Das neue Kassensystem wird die Shops in aller Welt online mit der Zentrale in Spanien verbinden.
Eine global einsetzbare, vollständige Lösung.
Jetzt herrscht Anpassungsbedarf. »Wir brauchen ein neues System mit neuer Technologie, das mit dem Unternehmen wachsen kann«, weiß Gabriel Moneo. Daher soll für die POS-Hardware wie auch für die -Software kurz- bis mittelfristig ein umfassendes Updating durchgeführt werden. Ausschlaggebend für die Wahl von Wincor Nixdorf: »Es ist eines der weltweit führenden Unternehmen auf dem Retail-Sektor, und zwar sowohl bei der Herstellung von Hardware als auch bei der Entwicklung spezieller Software«, so der IT Managing Director von Inditex.
Im Wesentlichen beinhaltet das Projekt die Lieferung von POS-Systemen für bestehende, vor allem aber für neue Geschäfte sowie die Software TP.net bzw. Lizenzen dieser Software für eine Applikation in den einzelnen Geschäften entsprechend ihren jeweiligen Anforderungen. Die Vorteile der Software TP.net sind dabei ihre offene Architektur, eine hohe Funktionalität und die vorhandene EFT-Schnittstelle. Damit wird sie für Inditex zu einer global einsetzbaren und vollständigen Kassenlösung, die bereits 80 Prozent der Anforderungen von Inditex abdeckt und die das Modeunternehmen in Eigenregie verändern kann.
Javier Jiménez, Software Manager bei
Wincor Nixdorf, hat mit einem Team aus
eigenen und InditexExperten die Applikation
an die Wünsche des Kunden angepasst.
Maßgeschneidert in La Coruña und Paderborn.

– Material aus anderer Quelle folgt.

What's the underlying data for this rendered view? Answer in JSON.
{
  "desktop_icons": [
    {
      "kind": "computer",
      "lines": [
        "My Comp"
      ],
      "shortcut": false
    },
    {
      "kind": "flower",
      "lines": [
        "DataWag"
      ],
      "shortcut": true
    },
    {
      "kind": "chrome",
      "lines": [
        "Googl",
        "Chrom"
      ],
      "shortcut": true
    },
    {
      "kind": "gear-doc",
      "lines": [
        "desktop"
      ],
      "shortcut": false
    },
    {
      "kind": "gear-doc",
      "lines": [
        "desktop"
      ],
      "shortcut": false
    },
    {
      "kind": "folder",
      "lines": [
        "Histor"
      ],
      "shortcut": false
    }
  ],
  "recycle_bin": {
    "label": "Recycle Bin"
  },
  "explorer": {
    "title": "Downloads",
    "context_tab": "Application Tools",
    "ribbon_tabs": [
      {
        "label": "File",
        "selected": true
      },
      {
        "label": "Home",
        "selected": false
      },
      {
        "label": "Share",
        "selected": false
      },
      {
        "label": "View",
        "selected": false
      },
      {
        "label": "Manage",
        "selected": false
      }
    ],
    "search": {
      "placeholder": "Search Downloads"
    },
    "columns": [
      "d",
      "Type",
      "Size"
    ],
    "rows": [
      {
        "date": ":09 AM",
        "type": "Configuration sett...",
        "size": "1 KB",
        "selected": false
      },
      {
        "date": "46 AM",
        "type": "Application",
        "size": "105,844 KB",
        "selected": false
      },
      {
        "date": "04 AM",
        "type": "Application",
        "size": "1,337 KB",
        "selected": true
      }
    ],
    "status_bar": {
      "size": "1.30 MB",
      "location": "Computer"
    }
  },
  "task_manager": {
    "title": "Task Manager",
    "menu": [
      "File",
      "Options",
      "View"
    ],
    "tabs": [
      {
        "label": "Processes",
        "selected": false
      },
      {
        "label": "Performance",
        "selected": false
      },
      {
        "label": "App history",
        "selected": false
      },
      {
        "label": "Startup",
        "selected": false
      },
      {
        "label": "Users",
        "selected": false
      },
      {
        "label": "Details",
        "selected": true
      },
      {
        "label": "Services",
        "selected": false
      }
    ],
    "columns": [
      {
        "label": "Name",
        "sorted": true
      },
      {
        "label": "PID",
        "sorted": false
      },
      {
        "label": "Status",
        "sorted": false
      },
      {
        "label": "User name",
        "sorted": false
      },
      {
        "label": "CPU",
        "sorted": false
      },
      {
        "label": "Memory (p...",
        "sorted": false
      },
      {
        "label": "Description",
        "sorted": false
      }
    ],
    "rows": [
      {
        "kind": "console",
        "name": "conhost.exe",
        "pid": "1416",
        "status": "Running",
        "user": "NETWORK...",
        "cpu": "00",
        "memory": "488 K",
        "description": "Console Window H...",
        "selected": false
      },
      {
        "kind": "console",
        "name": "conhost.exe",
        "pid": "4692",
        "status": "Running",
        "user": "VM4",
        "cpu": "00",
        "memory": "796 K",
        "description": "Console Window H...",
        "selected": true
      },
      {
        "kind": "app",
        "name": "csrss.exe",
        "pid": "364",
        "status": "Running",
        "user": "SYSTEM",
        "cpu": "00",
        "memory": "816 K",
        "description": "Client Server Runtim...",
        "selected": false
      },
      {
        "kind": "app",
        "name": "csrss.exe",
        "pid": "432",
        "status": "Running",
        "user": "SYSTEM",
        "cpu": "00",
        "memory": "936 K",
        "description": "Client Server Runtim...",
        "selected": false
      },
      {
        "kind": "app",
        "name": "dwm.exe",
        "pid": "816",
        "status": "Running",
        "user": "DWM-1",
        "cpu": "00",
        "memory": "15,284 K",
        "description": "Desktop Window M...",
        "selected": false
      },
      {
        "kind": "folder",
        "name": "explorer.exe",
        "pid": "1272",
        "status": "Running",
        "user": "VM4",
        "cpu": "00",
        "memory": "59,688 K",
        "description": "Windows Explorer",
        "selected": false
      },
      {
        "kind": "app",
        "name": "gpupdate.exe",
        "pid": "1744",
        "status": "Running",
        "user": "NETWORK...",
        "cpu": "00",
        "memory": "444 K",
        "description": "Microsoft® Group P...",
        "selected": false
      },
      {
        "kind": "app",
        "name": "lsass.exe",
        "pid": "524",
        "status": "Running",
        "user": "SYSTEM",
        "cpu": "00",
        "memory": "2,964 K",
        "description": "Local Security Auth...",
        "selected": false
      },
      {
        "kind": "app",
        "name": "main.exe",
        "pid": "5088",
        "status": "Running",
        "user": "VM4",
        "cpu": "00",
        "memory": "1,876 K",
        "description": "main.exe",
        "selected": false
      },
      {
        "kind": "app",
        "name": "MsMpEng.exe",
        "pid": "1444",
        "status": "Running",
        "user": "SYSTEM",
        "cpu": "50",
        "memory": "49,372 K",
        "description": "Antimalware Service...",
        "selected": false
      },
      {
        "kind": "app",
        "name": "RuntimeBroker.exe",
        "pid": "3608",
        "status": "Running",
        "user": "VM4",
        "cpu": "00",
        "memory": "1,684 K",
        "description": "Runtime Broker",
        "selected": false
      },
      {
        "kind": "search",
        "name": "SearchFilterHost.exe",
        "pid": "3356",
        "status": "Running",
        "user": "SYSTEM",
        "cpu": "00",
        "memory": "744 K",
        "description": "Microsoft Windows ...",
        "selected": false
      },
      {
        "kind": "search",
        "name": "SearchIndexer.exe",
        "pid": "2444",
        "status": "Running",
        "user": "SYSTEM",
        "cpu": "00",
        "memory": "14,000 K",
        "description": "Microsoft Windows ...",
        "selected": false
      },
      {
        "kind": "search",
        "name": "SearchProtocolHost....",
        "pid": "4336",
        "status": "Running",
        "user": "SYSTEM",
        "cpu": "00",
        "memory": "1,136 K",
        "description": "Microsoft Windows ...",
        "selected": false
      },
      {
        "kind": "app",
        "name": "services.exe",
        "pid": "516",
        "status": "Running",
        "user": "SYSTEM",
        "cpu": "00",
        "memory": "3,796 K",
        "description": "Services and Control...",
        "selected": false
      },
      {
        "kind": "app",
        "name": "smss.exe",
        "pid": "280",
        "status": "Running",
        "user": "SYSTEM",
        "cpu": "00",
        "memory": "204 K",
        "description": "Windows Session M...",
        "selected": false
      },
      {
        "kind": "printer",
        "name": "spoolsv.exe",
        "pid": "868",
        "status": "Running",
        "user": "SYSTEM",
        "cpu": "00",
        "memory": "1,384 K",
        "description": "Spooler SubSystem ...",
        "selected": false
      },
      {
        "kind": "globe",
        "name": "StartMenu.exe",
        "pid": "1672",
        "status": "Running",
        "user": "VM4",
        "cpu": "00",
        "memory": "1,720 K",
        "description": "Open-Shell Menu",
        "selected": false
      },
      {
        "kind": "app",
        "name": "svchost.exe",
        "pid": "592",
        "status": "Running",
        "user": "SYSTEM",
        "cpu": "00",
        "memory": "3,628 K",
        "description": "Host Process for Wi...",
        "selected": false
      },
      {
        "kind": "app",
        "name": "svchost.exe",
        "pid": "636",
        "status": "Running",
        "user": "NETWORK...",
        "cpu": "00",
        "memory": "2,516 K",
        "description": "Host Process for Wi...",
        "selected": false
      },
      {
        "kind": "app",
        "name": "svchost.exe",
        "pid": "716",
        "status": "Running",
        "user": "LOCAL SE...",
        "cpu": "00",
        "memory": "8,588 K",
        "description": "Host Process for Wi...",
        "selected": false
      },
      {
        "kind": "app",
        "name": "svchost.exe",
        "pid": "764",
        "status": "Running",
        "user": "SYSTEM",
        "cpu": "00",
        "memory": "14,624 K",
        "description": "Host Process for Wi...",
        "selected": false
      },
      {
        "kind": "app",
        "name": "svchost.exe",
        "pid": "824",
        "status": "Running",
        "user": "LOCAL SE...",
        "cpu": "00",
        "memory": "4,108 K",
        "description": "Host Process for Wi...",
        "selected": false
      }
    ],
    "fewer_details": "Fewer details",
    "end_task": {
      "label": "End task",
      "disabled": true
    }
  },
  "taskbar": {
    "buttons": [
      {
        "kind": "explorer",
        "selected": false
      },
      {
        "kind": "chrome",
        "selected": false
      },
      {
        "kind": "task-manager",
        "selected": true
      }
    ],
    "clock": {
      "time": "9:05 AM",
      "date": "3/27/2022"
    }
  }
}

Ein wesentlicher Bestandteil der Zusammenarbeit besteht im Customizing der Applikationen in jenen Ländern, in denen Inditex präsent ist und Unterstützung bei seinen Expansionsplänen benötigt. Wincor Nixdorf Software Manager Javier Jiménez: »Wir haben mit einem Team aus eigenen und Inditex-Experten in den vergangenen Monaten ein umfassendes Evaluierungs-Programm durchgeführt. Dabei wurden die Inditex-Mitarbeiter im Paderborner Headquarter in der Anwendung des Programms geschult und gleichzeitig die Applikationen an die Wünsche des Kunden angepasst.«
Im Mittelpunkt des internationalen Projekts steht derzeit ein Geschäft am Inditex-Hauptsitz in La Coruña, das sich – wie alle Läden der Inditex-Gruppe - mitten in einer Shopping-Zone befindet. Dort werden im Rahmen eines Pilotprojekts permanent Anpassungen und Modifizierungen im Hinblick auf die Inditex-Wünsche und -Bedürfnisse durchgeführt. Auch in den neu eröffneten Läden des Unternehmens in der Slowakei läuft das Programm bereits auf den POS-Systemen (Glossar) von Wincor Nixdorf. Und: »Sobald die Software komplett an unsere Anforderungen angepasst ist, werden wir sie und auch neue POS-Systeme zunächst in den neu eröffneten Stores einsetzen«, betont Inditex IT Managing Director Moneo. »Langfristig soll das Programm aber in allen unseren Geschäften weltweit zum Einsatz kommen.« Die Installation der Software soll dabei von Spanien aus erfolgen, die Updates will man online aufspielen.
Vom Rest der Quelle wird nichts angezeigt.